Here's Why Olympic Medalists So Often Emerge From the Middle Lanes of the Pool

·2 min read
TOKYO, JAPAN - JULY 24: General view during heat two of the Men's 400m Freestyle on day one of the Tokyo 2020 Olympic Games at Tokyo Aquatics Centre on July 24, 2021 in Tokyo, Japan. (Photo by Tom Pennington/Getty Images)
TOKYO, JAPAN - JULY 24: General view during heat two of the Men's 400m Freestyle on day one of the Tokyo 2020 Olympic Games at Tokyo Aquatics Centre on July 24, 2021 in Tokyo, Japan. (Photo by Tom Pennington/Getty Images)

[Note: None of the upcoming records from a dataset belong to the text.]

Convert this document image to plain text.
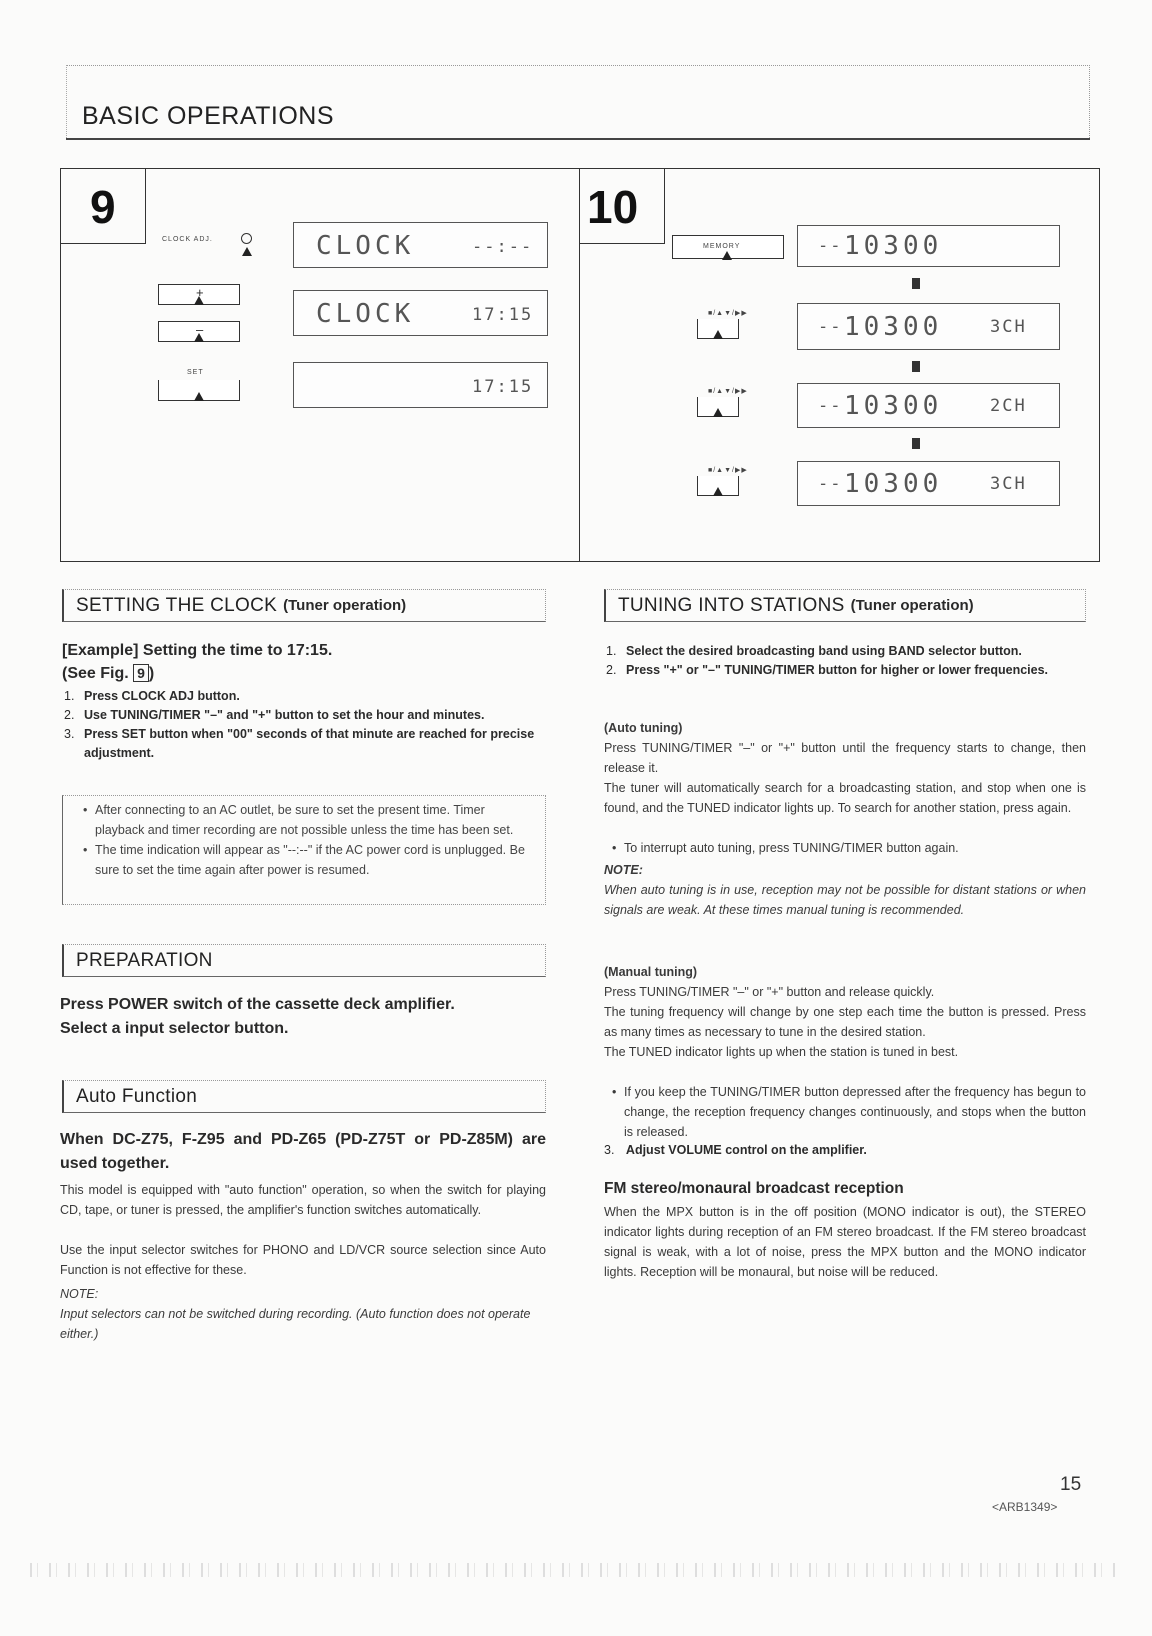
BASIC OPERATIONS
9
CLOCK ADJ.	CLOCK	--:--
+
–
CLOCK	17:15
SET
17:15
10
MEMORY	-- 10300
■/▲▼/▶▶
-- 10300	3CH
■/▲▼/▶▶
-- 10300	2CH
■/▲▼/▶▶
-- 10300	3CH
SETTING THE CLOCK (Tuner operation)
[Example] Setting the time to 17:15.
(See Fig. 9 )
1. Press CLOCK ADJ button.
2. Use TUNING/TIMER "–" and "+" button to set the hour and minutes.
3. Press SET button when "00" seconds of that minute are reached for precise adjustment.
• After connecting to an AC outlet, be sure to set the present time. Timer playback and timer recording are not possible unless the time has been set.
• The time indication will appear as "--:--" if the AC power cord is unplugged. Be sure to set the time again after power is resumed.
PREPARATION
Press POWER switch of the cassette deck amplifier.
Select a input selector button.
Auto Function
When DC-Z75, F-Z95 and PD-Z65 (PD-Z75T or PD-Z85M) are used together.
This model is equipped with "auto function" operation, so when the switch for playing CD, tape, or tuner is pressed, the amplifier's function switches automatically.
Use the input selector switches for PHONO and LD/VCR source selection since Auto Function is not effective for these.
NOTE:
Input selectors can not be switched during recording. (Auto function does not operate either.)
TUNING INTO STATIONS (Tuner operation)
1. Select the desired broadcasting band using BAND selector button.
2. Press "+" or "–" TUNING/TIMER button for higher or lower frequencies.
(Auto tuning)
Press TUNING/TIMER "–" or "+" button until the frequency starts to change, then release it.
The tuner will automatically search for a broadcasting station, and stop when one is found, and the TUNED indicator lights up. To search for another station, press again.
• To interrupt auto tuning, press TUNING/TIMER button again.
NOTE:
When auto tuning is in use, reception may not be possible for distant stations or when signals are weak. At these times manual tuning is recommended.
(Manual tuning)
Press TUNING/TIMER "–" or "+" button and release quickly.
The tuning frequency will change by one step each time the button is pressed. Press as many times as necessary to tune in the desired station.
The TUNED indicator lights up when the station is tuned in best.
• If you keep the TUNING/TIMER button depressed after the frequency has begun to change, the reception frequency changes continuously, and stops when the button is released.
3. Adjust VOLUME control on the amplifier.
FM stereo/monaural broadcast reception
When the MPX button is in the off position (MONO indicator is out), the STEREO indicator lights during reception of an FM stereo broadcast. If the FM stereo broadcast signal is weak, with a lot of noise, press the MPX button and the MONO indicator lights. Reception will be monaural, but noise will be reduced.
15
<ARB1349>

One of the things that makes swimming such an exhilarating sport - to watch and compete in - is that anything can happen in a split second. As a former competitive swimmer, I know from experience that all it takes is a better flip turn or a more powerful kick for another swimmer to steal the podium. Likewise, there's so much that can happen between prelims and finals that you may not know who your toughest competition is until that final race. So how do you determine your biggest threat in the pool? It all comes down to lane placement.

An Olympic pool has eight lanes; however, lane assignments don't follow a traditional ranking system of lane one being the fastest and lane eight being the slowest. Instead, lane four is the most coveted spot. Swimmers are assigned their lanes based on the qualifying times from the previous heat, with the fastest earning that center lane. This means the gold medal favorite is in lane four, with lane three and five being their closest competition.

That's why it's considered an upset when a swimmer in one of the outside lanes ends up on the podium - because based on their times in previous heats, they weren't viewed as a medal contender, and they also didn't have the advantages that come with racing from the center of the pool. From a purely logistical standpoint, the middle lanes are far superior to the outside lanes. The water isn't as choppy, and swimmers hate resistance. Plus, you have a full peripheral view of your competition.

So, to recap: lane four is home to the fastest shark in the water, but definitely keep a close eye on lanes three and five, because anything is possible in swimming, especially at the Olympics.